Я приходила четыре раза. На одной из встреч мы проиграли кульминацию фильма — сцену в тамбуре, где Люба решает застрелить отца. Готовилась к ней две недели, потому что как только начинала читать текст, душили рыдания. Хотя никогда не жила в детском доме и не испытывала похожих эмоций, представить, что творится в душе героини, могла. Ведь детский дом был через дорогу от дома моих родителей. Помню, идем мимо с мамой и старшим братом, о чем-то разговариваем. Здание такое типовое, буквой «Н», с огромными окнами. Поворачиваю голову и вижу, что дети стоят на подоконниках и во все глаза смотрят на нас. Такие тоска и боль были у них на лицах! Они отчаянно завидовали: увидели счастливую семью — то, чего сами лишены в своей жизни...
Когда готовилась к роли Любы, отчетливо вспомнила эту картинку из детства. Посмотрела много документальных фильмов о сиротах и трудных подростках, читала статьи, их дневники, письма. Перед съемками меня подстригли, гламурная прическа превратилась в провинциальную и дешевую. Помогло и то, что у меня от природы не хватает мочки уха. В кадре это выглядит как зажившая рана. У меня не идеально ровные зубы — все играло на образ Любы.

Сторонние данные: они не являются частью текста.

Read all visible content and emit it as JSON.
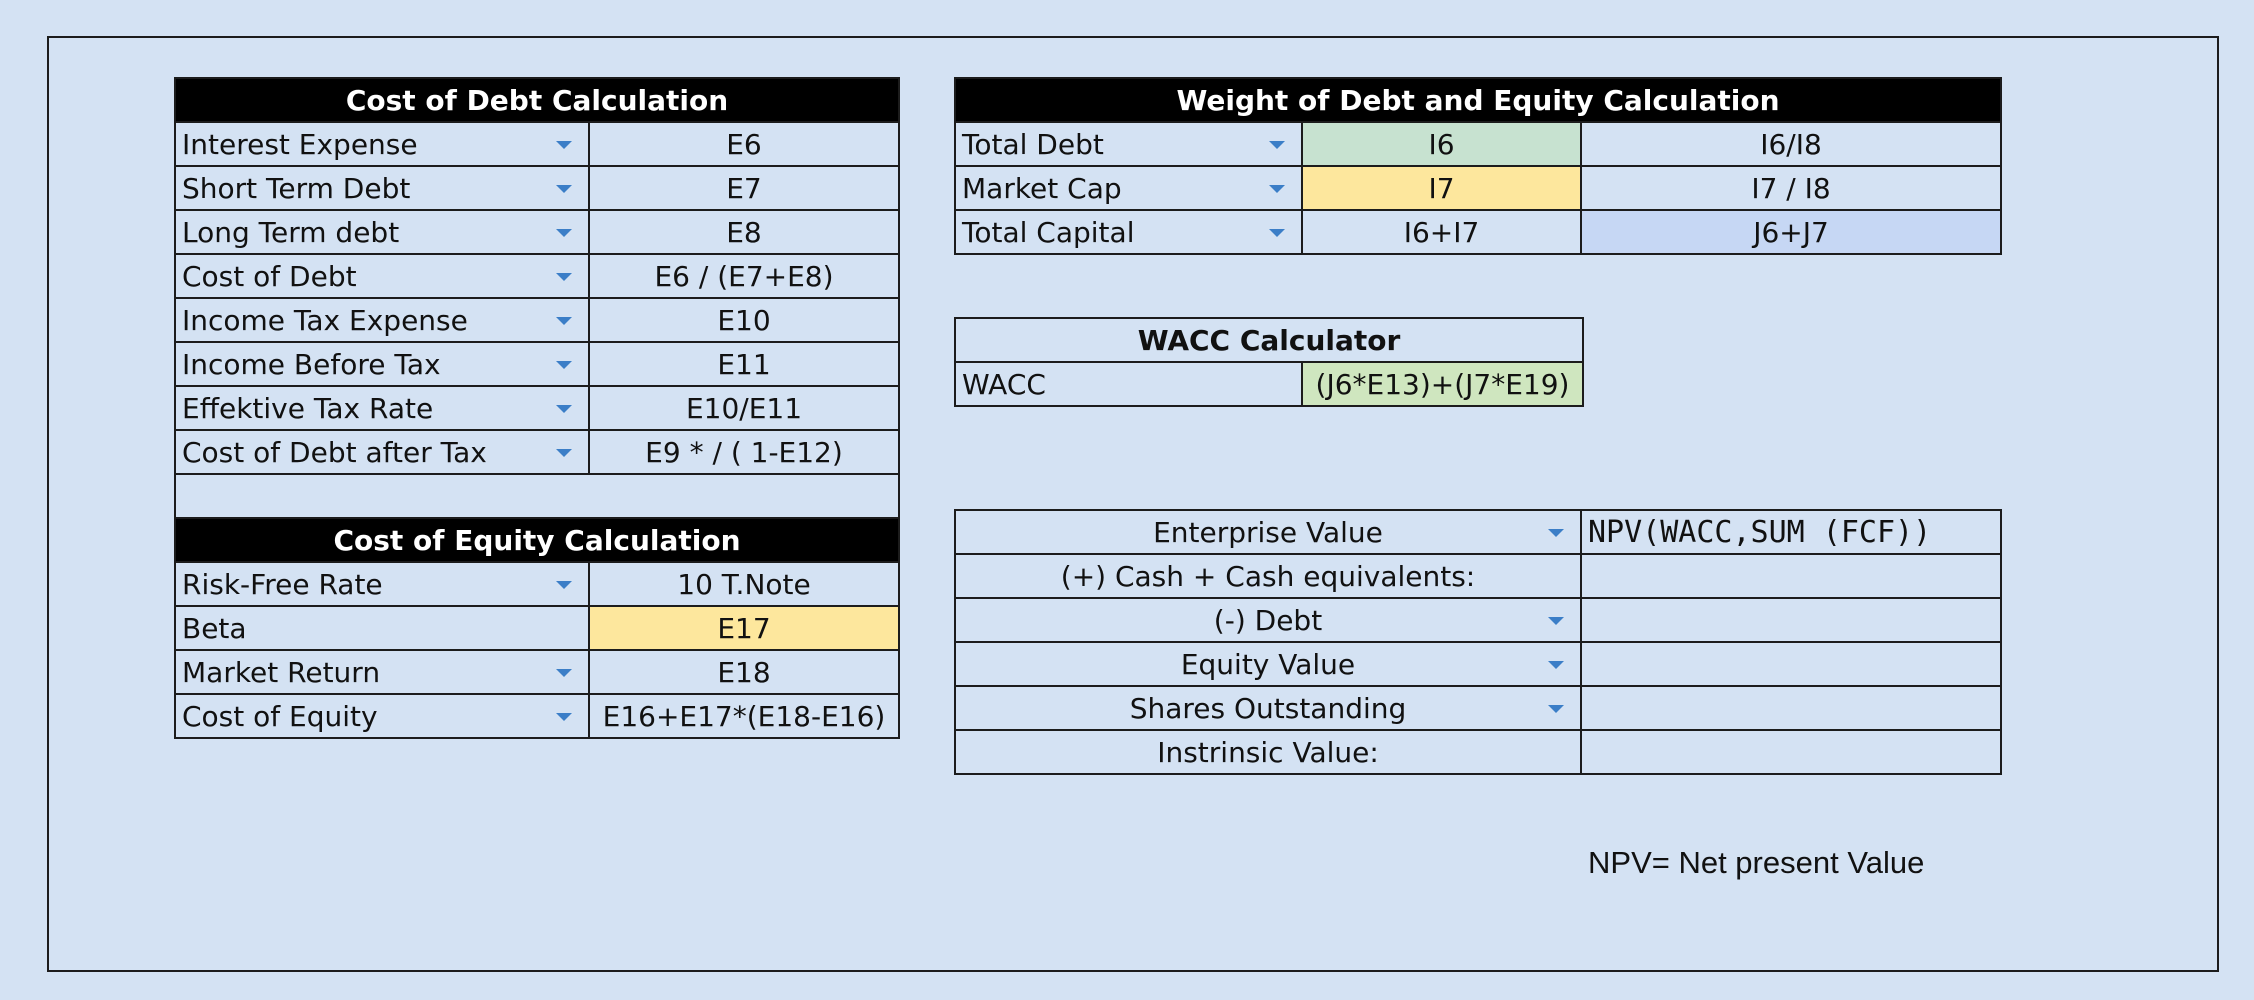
{
  "debt": {
    "title": "Cost of Debt Calculation",
    "rows": [
      {
        "label": "Interest Expense",
        "value": "E6"
      },
      {
        "label": "Short Term Debt",
        "value": "E7"
      },
      {
        "label": "Long Term debt",
        "value": "E8"
      },
      {
        "label": "Cost of Debt",
        "value": "E6 / (E7+E8)"
      },
      {
        "label": "Income Tax Expense",
        "value": "E10"
      },
      {
        "label": "Income Before Tax",
        "value": "E11"
      },
      {
        "label": "Effektive Tax Rate",
        "value": "E10/E11"
      },
      {
        "label": "Cost of Debt after Tax",
        "value": "E9 * / ( 1-E12)"
      }
    ]
  },
  "equity": {
    "title": "Cost of Equity Calculation",
    "rows": [
      {
        "label": "Risk-Free Rate",
        "value": "10 T.Note"
      },
      {
        "label": "Beta",
        "value": "E17"
      },
      {
        "label": "Market Return",
        "value": "E18"
      },
      {
        "label": "Cost of Equity",
        "value": "E16+E17*(E18-E16)"
      }
    ]
  },
  "weight": {
    "title": "Weight of Debt and Equity Calculation",
    "rows": [
      {
        "label": "Total Debt",
        "value": "I6",
        "weight": "I6/I8"
      },
      {
        "label": "Market Cap",
        "value": "I7",
        "weight": "I7 / I8"
      },
      {
        "label": "Total Capital",
        "value": "I6+I7",
        "weight": "J6+J7"
      }
    ]
  },
  "wacc": {
    "title": "WACC Calculator",
    "label": "WACC",
    "value": "(J6*E13)+(J7*E19)"
  },
  "valuation": {
    "rows": [
      {
        "label": "Enterprise Value",
        "value": "NPV(WACC,SUM (FCF))"
      },
      {
        "label": "(+) Cash + Cash equivalents:",
        "value": ""
      },
      {
        "label": "(-) Debt",
        "value": ""
      },
      {
        "label": "Equity Value",
        "value": ""
      },
      {
        "label": "Shares Outstanding",
        "value": ""
      },
      {
        "label": "Instrinsic Value:",
        "value": ""
      }
    ]
  },
  "note": "NPV= Net present Value",
  "colors": {
    "background": "#d4e2f3",
    "header": "#000000",
    "green_cell": "#c7e2d0",
    "yellow_cell": "#fde79d",
    "blue_cell": "#c6d7f4",
    "wacc_cell": "#cfe6bf",
    "dropdown_arrow": "#3b7ec7"
  }
}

Я хотела понять, как эти дети мыслят, что чувствуют. И осознала: у них на первом месте желание выжить. В их жизни нет времени подумать — или мгновенно отвечаешь на вызов, или будешь забитым и раздавленным. Моя героиня всегда отвечает и по любому поводу взрывается. Но признаюсь: не сразу получилась на пробах и сцена драки Любы с подругой. Жертвой поначалу выглядела я, а не она. Натурально и зло ударить партнершу было сложно.
Я представила историю своей Любы с самого раннего детства. И поняла, почему она так одержимо хочет найти отца. Для нее это главный смысл, опора ее существования. За два месяца я прожила ад, который детдомовские дети проносят через всю жизнь.